L’harmonisation des régulations pose d’importants défis techniques mais aussi financiers, le coût d’une telle agence peut-il également représenter un frein pour certains États ?

Nous devons réussir à nous montrer créatifs. Les mécanismes de régulation qu’une telle agence apportera compenseront d’autres pertes comme celles liées aux faux médicaments. Rien qu’au Cameroun, ils entrainent 400 milliards de CFA de pertes pour l’État. C’est d’autant plus terrible que ce marché parallèle enrichit des réseaux mafieux. De nouveaux marchés s’ouvriront par ailleurs avec l’AMA, qui permettra aux industriels africains de monter des partenariats profitables avec des industriels du nord.
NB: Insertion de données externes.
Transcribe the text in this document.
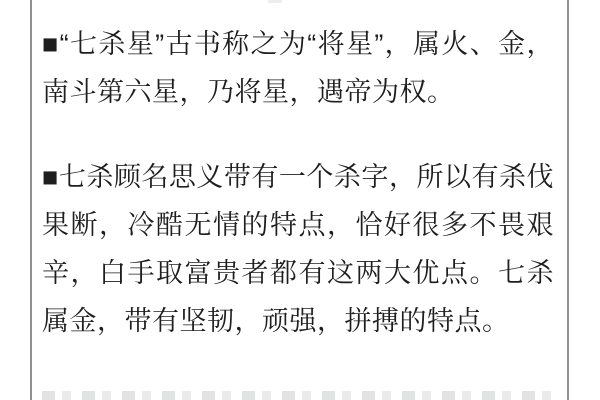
■“七杀星”古书称之为“将星”，属火、金，南斗第六星，乃将星，遇帝为权。

■七杀顾名思义带有一个杀字，所以有杀伐果断，冷酷无情的特点，恰好很多不畏艰辛，白手取富贵者都有这两大优点。七杀属金，带有坚韧，顽强，拼搏的特点。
Des taxes peuvent aussi être envisagées sur certains produits pour mobiliser des ressources rapidement.

Vous heurtez-vous également à des enjeux de souveraineté nationale ?

Je pense que la notion de souveraineté continuera d’exister mais elle ne représentera pas un point de blocage important dans la mesure où des pôles d’excellence sous-régionaux seront créés et assureront une meilleure intégration du marché. En permettant des achats groupés et en faisant en sorte que la pharmacopée africaine se développe, l’AMA œuvrera dans l’intérêt de tous. En Europe par exemple, chaque pays conserve ses mécanismes propres et sa souveraineté mais chaque fois que cela a été nécessaire, l’Agence européenne du médicament a pris le pas sur les décisions pour éviter des crises.

La future localisation du siège de l’agence fait l’objet de convoitises, en coulisses les discussions achoppent-elles sur ce point ?

Cela joue plutôt en notre faveur car les quinze premiers pays à ratifier le traité de l’AMA se mettront autour de la table pour définir le cadre stratégique dans lequel l’agence évoluera et seront donc force de proposition. Toutes les candidatures seront par ailleurs analysées avec des règles précises, comme l’UA les applique depuis longtemps, selon des critères partagés avec tous.